As a high school student, I remember watching a news story with my father about a horrific murder. I was so aghast, that I blurted out, “How terrible. That’s so inhumane.”
Without hesitation, my father responded, “Son, murder is not inhumane. Inhumane means not human. But humans did that.” He caught me off guard. But he got me thinking.
Of course, his point was not to question the wickedness of murder. Rather, it was to challenge the common assumption that murderers are fundamentally different than the rest of us. It was to challenge the assumption of our language that doing evil is not what humans do. But is this correct?
Think about it:
- Murderers are human.
- You and I are human.
- Therefore, you and I share a common humanity with murderers.
This is an uncomfortable truth. It not easy to recognize that we share the same inherent capacity for evil as those who shed innocent blood. It’s much more comfortable to think of murderers as “inhumane,” that is, people fundamentally different than us. It makes us feel better.

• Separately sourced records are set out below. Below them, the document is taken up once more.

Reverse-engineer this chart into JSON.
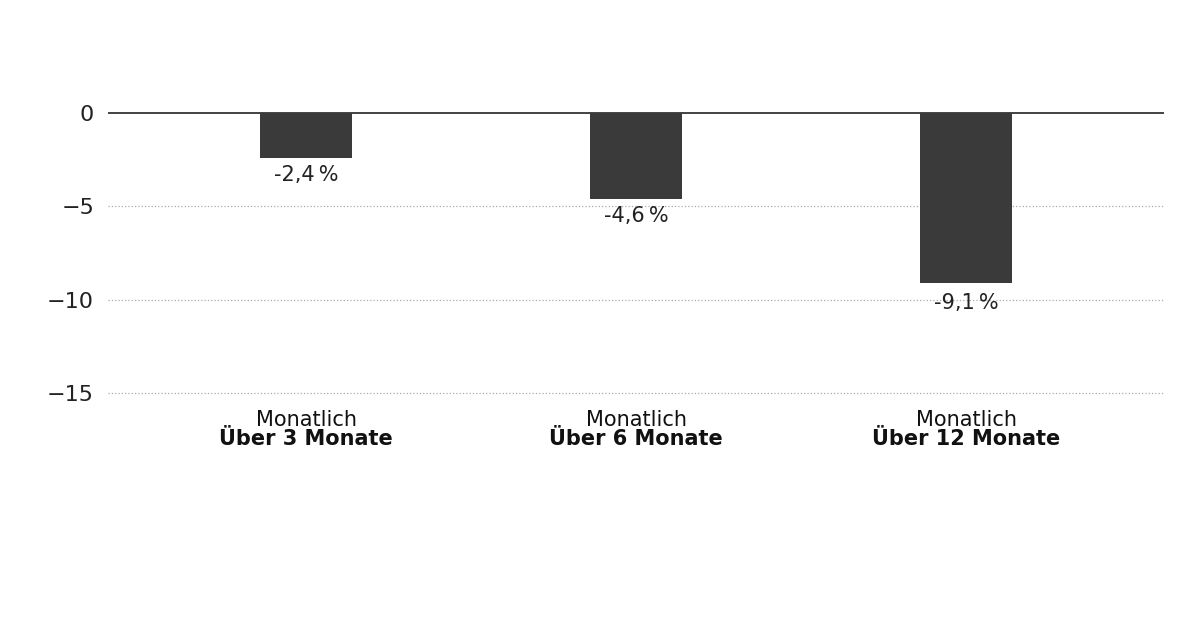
{
  "values": [
    -2.4,
    -4.6,
    -9.1
  ],
  "bar_color": "#3a3a3a",
  "bar_width": 0.28,
  "value_labels": [
    "-2,4 %",
    "-4,6 %",
    "-9,1 %"
  ],
  "yticks": [
    0,
    -5,
    -10,
    -15
  ],
  "ylim": [
    -17.5,
    2.0
  ],
  "xlim": [
    -0.6,
    2.6
  ],
  "background_color": "#ffffff",
  "grid_color": "#aaaaaa",
  "label_fontsize": 15,
  "value_fontsize": 15,
  "tick_fontsize": 16,
  "bold_lines": [
    "Über 3 Monate",
    "Über 6 Monate",
    "Über 12 Monate"
  ],
  "normal_lines": [
    "Monatlich",
    "Monatlich",
    "Monatlich"
  ]
}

It makes us feel morally superior. It gets us off the hook.
The Reality of Evil
But is this right? My friend and Biola Apologetics colleague, Dr. Clay Jones, has written a compelling article in which he makes the case that to do evil is to be human. For the record, Dr. Jones has probably studied the problem of evil as much as anyone alive today. Here is how he begins his article:
I first began to study human evil so that no one could disqualify me for having glossed over the immense sufferings that people perpetrate on each other. I didn’t want anyone to say that I had gotten God out of the problem of evil the easy way: by making evil seem less serious than it really is. But as I read about one sickening rape or torture or murder after another, something strange happened: I was struck that evil is human. I realized that heinous evils weren’t the doings of a few deranged individuals or even of hundreds or of thousands but were done by humankind en mass. I studied continent after continent, country after country, torture after torture, murder after murder and was staggered to discover that I hadn’t taken Scripture seriously enough: humankind is desperately wicked.
To make his case, Jones walks through various 20th century atrocities in the Soviet Union, Nazi Germany, communist China, the Rape of Nanking (Japan), and a couple dozen more (and for the record, he doesn't let the U.S. off the hook).
He then concludes:
Human cruelty is imaginable. By that I mean that if a human set on hurting someone else can imagine a horrific torture and has the opportunity to do it, he or she will do it. I could go on and on and on with one sickening story after another and, sadly, none of this is inhuman. Also, in most of the horrors mentioned above the world knew what was going on and did nothing to stop them (p. 7).
Murder Is Not Inhumane
I realize that I haven't fully made my case here. Check out his article. Yet if he’s right, then the Holocaust was not inhumane. It was perpetrated–or at least supported–by masses of human beings. The same is true for all genocides in the 20th century. It is true for slavery. And it is true for ongoing brutalities today.
Jesus certainly thought the human heart was corrupt and that humans are capable of great evil. He taught that wickedness came from inside: “For from within, out of the heart of man, come evil thoughts, sexual immorality, theft, murder, adultery, coveting, wickedness, deceit, sensuality, envy, slander, pride, foolishness. All these evil things come from within, and they defile a person” (Mark 7:21-23).
And so did the apostle Paul. In his letter to the Romans, Paul proclaims that both Jews and Gentiles are under sin. According to Paul, no one is righteous–no one seeks God. Humans lie, curse, shed blood, and live without fear of God (Rom. 3:10-18).
The point is not that all humans commit murder. Many do, but many don’t. And it is not to ignore that we are made in God's image and also capable of great good. The point is that we humans have the inherent capacity to do far greater evil than we can imagine. This ought to humble us and motivate us to figure out why humanity is so broken and how to fix it.
The next time someone refers to an evil act as inhumane, consider asking a simple question, “What do you mean by inhumane? And why do you think we use a term which technically means not human to refer to behavior that seems to characterize human nature en masse?”